On Thu, Mar 10, 2016 at 4:39 PM, Verma, Vishal L
<vishal.l.verma@xxxxxxxxx> wrote:
> On Tue, 2016-03-08 at 14:47 -0800, Dan Williams wrote:
>> If a write is directed at a known bad block perform the following:
>>
>> 1/ write the data
>>
>> 2/ send a clear poison command
>>
>> 3/ invalidate the poison out of the cache hierarchy
>>
>> Cc: <x86@xxxxxxxxxx>
>> Cc: Vishal Verma <vishal.l.verma@xxxxxxxxx>
>> Cc: Ross Zwisler <ross.zwisler@xxxxxxxxxxxxxxx>
>> Signed-off-by: Dan Williams <dan.j.williams@xxxxxxxxx>
>> ---
>> arch/x86/include/asm/pmem.h | 5 +++++
>> drivers/nvdimm/bus.c | 46
>> +++++++++++++++++++++++++++++++++++++++++++
>> drivers/nvdimm/nd.h | 2 ++
>> drivers/nvdimm/pmem.c | 29 ++++++++++++++++++++++++++-
>> include/linux/pmem.h | 19 ++++++++++++++++++
>> 5 files changed, 100 insertions(+), 1 deletion(-)
>>
>> diff --git a/arch/x86/include/asm/pmem.h b/arch/x86/include/asm/pmem.h
>> index c57fd1ea9689..bf8b35d2035a 100644
>> --- a/arch/x86/include/asm/pmem.h
>> +++ b/arch/x86/include/asm/pmem.h
>
> <>
>
>> static int pmem_do_bvec(struct pmem_device *pmem, struct page *page,
>> unsigned int len, unsigned int off, int rw,
>> sector_t sector)
>> {
>> int rc = 0;
>> + bool bad_pmem = false;
>> void *mem = kmap_atomic(page);
>> phys_addr_t pmem_off = sector * 512 + pmem->data_offset;
>> void __pmem *pmem_addr = pmem->virt_addr + pmem_off;
>>
>> + if (unlikely(is_bad_pmem(&pmem->bb, sector, len)))
>> + bad_pmem = true;
>> +
>> if (rw == READ) {
>> - if (unlikely(is_bad_pmem(&pmem->bb, sector, len)))

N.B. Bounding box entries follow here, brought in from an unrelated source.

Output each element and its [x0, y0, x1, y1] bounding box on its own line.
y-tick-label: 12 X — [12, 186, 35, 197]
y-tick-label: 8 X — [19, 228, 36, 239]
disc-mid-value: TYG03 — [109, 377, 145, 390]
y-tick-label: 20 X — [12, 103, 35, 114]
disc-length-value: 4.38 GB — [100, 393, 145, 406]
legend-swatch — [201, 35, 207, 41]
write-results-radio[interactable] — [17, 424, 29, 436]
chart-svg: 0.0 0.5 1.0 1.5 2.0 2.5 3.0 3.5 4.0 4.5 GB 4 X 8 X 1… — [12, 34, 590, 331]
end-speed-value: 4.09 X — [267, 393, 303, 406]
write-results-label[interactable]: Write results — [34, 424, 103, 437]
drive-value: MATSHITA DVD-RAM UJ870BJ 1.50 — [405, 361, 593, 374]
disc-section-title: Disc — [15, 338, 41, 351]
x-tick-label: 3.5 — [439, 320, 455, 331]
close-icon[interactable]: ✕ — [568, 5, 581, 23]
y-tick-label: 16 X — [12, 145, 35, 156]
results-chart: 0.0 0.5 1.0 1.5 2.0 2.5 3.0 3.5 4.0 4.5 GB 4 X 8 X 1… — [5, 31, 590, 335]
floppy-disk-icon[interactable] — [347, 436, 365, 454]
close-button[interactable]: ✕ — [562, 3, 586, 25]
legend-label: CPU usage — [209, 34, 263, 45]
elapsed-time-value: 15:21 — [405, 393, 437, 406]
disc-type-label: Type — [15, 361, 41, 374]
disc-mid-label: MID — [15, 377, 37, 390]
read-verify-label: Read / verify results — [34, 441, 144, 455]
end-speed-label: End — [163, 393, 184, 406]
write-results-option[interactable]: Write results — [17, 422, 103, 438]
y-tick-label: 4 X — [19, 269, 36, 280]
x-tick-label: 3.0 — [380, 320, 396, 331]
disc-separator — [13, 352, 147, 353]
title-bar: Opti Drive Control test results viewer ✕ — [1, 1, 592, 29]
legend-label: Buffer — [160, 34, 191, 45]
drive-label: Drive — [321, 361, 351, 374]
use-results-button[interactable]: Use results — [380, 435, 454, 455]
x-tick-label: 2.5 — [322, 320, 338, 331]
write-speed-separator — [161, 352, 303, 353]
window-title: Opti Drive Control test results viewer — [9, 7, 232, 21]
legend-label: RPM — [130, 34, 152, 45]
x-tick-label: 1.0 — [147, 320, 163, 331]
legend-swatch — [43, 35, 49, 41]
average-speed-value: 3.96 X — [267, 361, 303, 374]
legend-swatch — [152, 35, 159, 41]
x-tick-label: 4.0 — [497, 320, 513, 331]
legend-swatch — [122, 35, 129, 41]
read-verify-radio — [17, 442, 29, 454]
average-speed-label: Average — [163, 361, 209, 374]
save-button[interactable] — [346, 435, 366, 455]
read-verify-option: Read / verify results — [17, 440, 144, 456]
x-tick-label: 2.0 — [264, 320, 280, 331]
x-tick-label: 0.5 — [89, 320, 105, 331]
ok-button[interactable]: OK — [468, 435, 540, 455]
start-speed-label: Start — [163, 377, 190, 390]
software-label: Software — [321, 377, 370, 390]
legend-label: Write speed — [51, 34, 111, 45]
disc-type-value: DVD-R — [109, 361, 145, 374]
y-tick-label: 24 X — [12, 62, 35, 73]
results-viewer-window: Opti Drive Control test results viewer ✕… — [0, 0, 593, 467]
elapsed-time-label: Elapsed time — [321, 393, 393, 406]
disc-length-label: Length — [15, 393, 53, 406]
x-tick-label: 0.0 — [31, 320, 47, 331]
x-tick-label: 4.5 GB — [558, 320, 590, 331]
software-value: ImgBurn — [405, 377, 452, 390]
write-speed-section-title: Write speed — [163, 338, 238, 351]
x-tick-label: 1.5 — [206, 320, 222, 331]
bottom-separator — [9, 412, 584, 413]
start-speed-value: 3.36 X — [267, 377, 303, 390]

>> + if (unlikely(bad_pmem))
>> rc = -EIO;
>> else {
>> memcpy_from_pmem(mem + off, pmem_addr, len);
>> @@ -81,6 +104,10 @@ static int pmem_do_bvec(struct pmem_device *pmem,
>> struct page *page,
>> } else {
>> flush_dcache_page(page);
>> memcpy_to_pmem(pmem_addr, mem + off, len);
>> + if (unlikely(bad_pmem)) {
>> + pmem_clear_poison(pmem, pmem_off, len);
>> + memcpy_to_pmem(pmem_addr, mem + off, len);
>> + }
>> }
>
> Just noticed this -- why do we memcpy_to_pmem twice in the error case?
> Sh
> ouldn't it be:
>
> if (unlikely(bad_pmem))
> pmem_clear_poison(pmem, pmem_off, len);
> memcpy_to_pmem(pmem_addr, mem + off, len);
>

There is an open question of whether clear_poison implementations
guarantee determinant data after clear, or otherwise guarantee that
the data written before the clear_poison stays in place. So I write
twice to cover all those bases. Probably deserves a comment.